Two years later, drugs were still a constant temptation to Smith until the encounter with Nichols. Scrawny and disheveled, Smith was living alone -- finding happiness only in her twice monthly visits with her daughter.
"While I was in the house, I was a prisoner, but I was free when I said no to the drugs," Smith said. "It was kind of like, I can breathe."
Smith also talked to Nichols about her daughter. "I remember saying, 'I've got to see my daughter tomorrow. Am I going to be able to?' And the first response out of his mouth at first was 'no,' " Smith said. "And I'm telling him, please don't hurt me. I have a little girl that doesn't have a daddy. She needs her mom."
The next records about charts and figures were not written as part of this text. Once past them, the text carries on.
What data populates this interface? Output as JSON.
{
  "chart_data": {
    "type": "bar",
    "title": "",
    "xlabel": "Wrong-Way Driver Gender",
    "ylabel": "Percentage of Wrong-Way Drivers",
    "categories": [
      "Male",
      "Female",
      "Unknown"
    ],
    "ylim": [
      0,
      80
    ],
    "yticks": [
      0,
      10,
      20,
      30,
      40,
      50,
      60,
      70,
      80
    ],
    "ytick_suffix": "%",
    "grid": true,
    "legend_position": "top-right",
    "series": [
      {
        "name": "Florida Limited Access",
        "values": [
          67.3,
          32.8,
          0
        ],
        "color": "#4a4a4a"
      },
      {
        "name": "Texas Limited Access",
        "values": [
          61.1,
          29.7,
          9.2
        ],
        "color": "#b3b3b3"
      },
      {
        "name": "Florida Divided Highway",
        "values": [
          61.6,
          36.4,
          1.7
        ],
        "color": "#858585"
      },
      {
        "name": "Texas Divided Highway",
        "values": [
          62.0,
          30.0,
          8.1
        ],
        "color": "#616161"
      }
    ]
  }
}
Throughout the night, Ashley continued to insist on going to her 9:30 a.m. appointment with Paige. Before dawn, she read aloud from Rick Warren's inspirational book, "A Purpose-Driven Life." Gradually, she gained the confidence to confront her captor.
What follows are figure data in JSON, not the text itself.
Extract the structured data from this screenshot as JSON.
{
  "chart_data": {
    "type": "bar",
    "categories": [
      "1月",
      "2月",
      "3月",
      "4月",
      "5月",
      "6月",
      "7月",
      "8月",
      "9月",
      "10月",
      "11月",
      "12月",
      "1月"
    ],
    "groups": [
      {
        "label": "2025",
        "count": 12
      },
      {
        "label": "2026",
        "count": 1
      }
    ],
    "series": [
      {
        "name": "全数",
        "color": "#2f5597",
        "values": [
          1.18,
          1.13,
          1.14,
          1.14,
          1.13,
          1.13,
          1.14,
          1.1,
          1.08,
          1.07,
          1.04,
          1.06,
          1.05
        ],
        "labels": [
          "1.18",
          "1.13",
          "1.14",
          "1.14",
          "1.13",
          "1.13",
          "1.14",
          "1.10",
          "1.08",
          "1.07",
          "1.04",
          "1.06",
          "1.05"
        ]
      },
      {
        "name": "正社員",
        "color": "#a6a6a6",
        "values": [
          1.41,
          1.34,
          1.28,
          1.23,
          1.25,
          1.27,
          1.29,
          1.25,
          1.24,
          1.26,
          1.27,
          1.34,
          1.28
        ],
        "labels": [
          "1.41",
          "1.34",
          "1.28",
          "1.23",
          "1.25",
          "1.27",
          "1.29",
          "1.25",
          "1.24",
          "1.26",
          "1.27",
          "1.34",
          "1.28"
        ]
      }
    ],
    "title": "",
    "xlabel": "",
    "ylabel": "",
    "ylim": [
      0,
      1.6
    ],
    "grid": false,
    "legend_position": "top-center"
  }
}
"I said, 'You need to turn yourself in. And you need to turn back to God,' " said Smith.
Smith says that throughout the evening, Nichols' demeanor changed and he became increasingly calm.
"He just looked like a different person. Kind of humbled, at peace maybe," she said. "But I can remember him looking at the TV going, 'I cannot believe that is me on TV.' "
Smith told Nichols he had to repent. "And I'm like, 'Yeah, you have to believe that is you. You have to ask for forgiveness and you have to pay for what you did and you have to get over it and you have to move on.' "
Around 6 a.m., four hours after he had taken her captive, Nichols ordered Smith to follow him in her car to ditch the stolen pickup truck. It was the perfect chance for Smith to escape.
She actually dialed 911 on her cell phone but never pressed the send button. She thought that if she called the police, there could be a shootout and she could be killed.
"I just knew that if I got back to the house then I was going to leave. And when I left, nobody else would get hurt," Smith said. "I knew they could surround him there, and it would be his decision on whether or not more people died there that way."